The dependence on groundwater across Africa varies but serves as the only reliable perennial source of water for many rural communities. The overall dependence is estimated to be as high as 50%.

Groundwater recharge is strongly determined by the effective precipitation in a given year – however, as evidence from East Africa suggests, it is a non-linear relationship, in which recharge is more strongly related to extreme rainfall events than to the totals (Owor et al. 2009 and Taylor et. al., 2013). While these recent studies examine a past data records, there are important lessons to be learnt for future adaptation to an intensified hydrological cycle.

I want to provide an overview of the findings first:

1. The Upper Nile basin is located within the tropics of Africa, a region where climate change effects are expected to be especially pronounced. A data record of 1999-2008, pairing groundwater to rainfall data, is used to show that the magnitude of water level fluctuation is better correlated to the number of heavy rainfall events (>10mm/day) than to the total sum of rainfall. (Owor et. al. 2009)
2. A 55-year long record from a different basin in East Africa, in central Tanzania, provides further coherent evidence for this phenomenon. The observed recharge events interrupt long periods of groundwater level decline, and are highly correlated with extreme rainfall events occurring during the summer monsoon. In fact, the highest recharge events occur during ENSO years which brings intense rainfall to Tanzania (and thus result from regionally dominant modes of tropical climate variability) as shown in Figure 1. The evidence further shows that 80% of cumulative recharge over the whole observed timespan is derived from the highest 13 recharge events. (Taylor et. al., 2013)

Figure 1. Showing El Nino and La Nina events alongside the main recharge events (Source)

My thoughts regarding future climate change:

The intensification of the hydrological cycle through climate change (last 2 posts) will provide an increase in the occurrence of extreme events, which are those that episodic recharge events depend on in these two areas. Groundwater reserves are already seen to become the freshwater source of choice in the future due to their resilience in quality and quantity relative to surface waters (for a great review see Kundzewicz and Doell, 2009). 

The findings in the studies above suggest that ground water resource replenishment can in fact benefit from this new turn in the global climate. While there is significant uncertainty in the prediction of ENSO events through GCMs, the probability of positive IOD modes is suggested to increase under anthropogenic global warming, bringing higher monsoonal rainfall to East Africa. The enhanced groundwater reserves have the potential to act as a buffer against the increased variability in surface water resources, and could be the solution to water security in part of Africa that experience a similar recharge response to extreme events. When looking at the geographical distribution, using the brilliant maps of MacDonald et al (2012) for example, we can see that most parts of Africa have the potential to develop groundwater, with much being at low depths from the surface.

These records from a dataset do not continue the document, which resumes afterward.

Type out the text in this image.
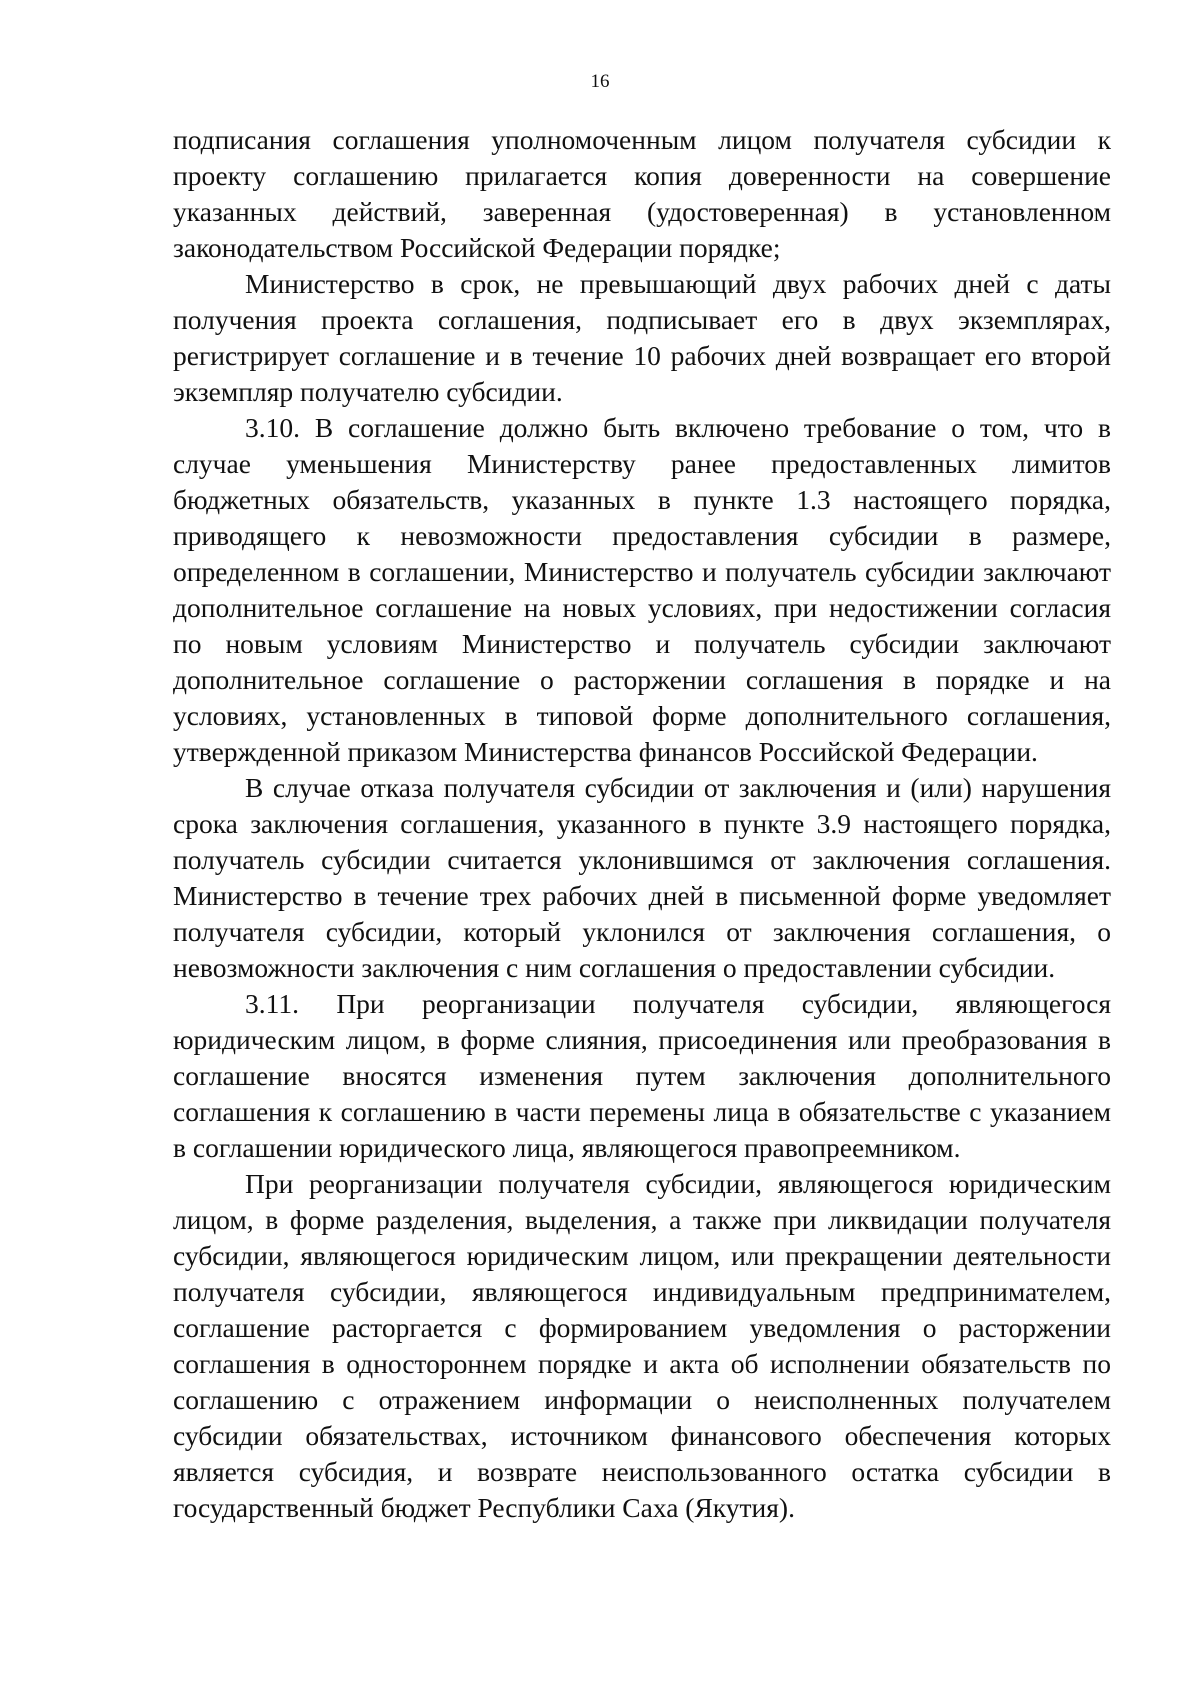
16

подписания соглашения уполномоченным лицом получателя субсидии к проекту соглашению прилагается копия доверенности на совершение указанных действий, заверенная (удостоверенная) в установленном законодательством Российской Федерации порядке;

Министерство в срок, не превышающий двух рабочих дней с даты получения проекта соглашения, подписывает его в двух экземплярах, регистрирует соглашение и в течение 10 рабочих дней возвращает его второй экземпляр получателю субсидии.

3.10. В соглашение должно быть включено требование о том, что в случае уменьшения Министерству ранее предоставленных лимитов бюджетных обязательств, указанных в пункте 1.3 настоящего порядка, приводящего к невозможности предоставления субсидии в размере, определенном в соглашении, Министерство и получатель субсидии заключают дополнительное соглашение на новых условиях, при недостижении согласия по новым условиям Министерство и получатель субсидии заключают дополнительное соглашение о расторжении соглашения в порядке и на условиях, установленных в типовой форме дополнительного соглашения, утвержденной приказом Министерства финансов Российской Федерации.

В случае отказа получателя субсидии от заключения и (или) нарушения срока заключения соглашения, указанного в пункте 3.9 настоящего порядка, получатель субсидии считается уклонившимся от заключения соглашения. Министерство в течение трех рабочих дней в письменной форме уведомляет получателя субсидии, который уклонился от заключения соглашения, о невозможности заключения с ним соглашения о предоставлении субсидии.

3.11. При реорганизации получателя субсидии, являющегося юридическим лицом, в форме слияния, присоединения или преобразования в соглашение вносятся изменения путем заключения дополнительного соглашения к соглашению в части перемены лица в обязательстве с указанием в соглашении юридического лица, являющегося правопреемником.

При реорганизации получателя субсидии, являющегося юридическим лицом, в форме разделения, выделения, а также при ликвидации получателя субсидии, являющегося юридическим лицом, или прекращении деятельности получателя субсидии, являющегося индивидуальным предпринимателем, соглашение расторгается с формированием уведомления о расторжении соглашения в одностороннем порядке и акта об исполнении обязательств по соглашению с отражением информации о неисполненных получателем субсидии обязательствах, источником финансового обеспечения которых является субсидия, и возврате неиспользованного остатка субсидии в государственный бюджет Республики Саха (Якутия).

This means that in these low-lands even poorest farmers will be able to use this relatively stable water supply with limited technology (and economic input!) to support their livelihoods by elevating the insecurity of using rain-fed agriculture  in future climate change scenarios.

We cannot however consider this as a solution that fits all – it is strongly dependent on geological properties of the soil surface and subsurface, and the way other effects of the expected climate change (e.g. sea level rise) influence in situ.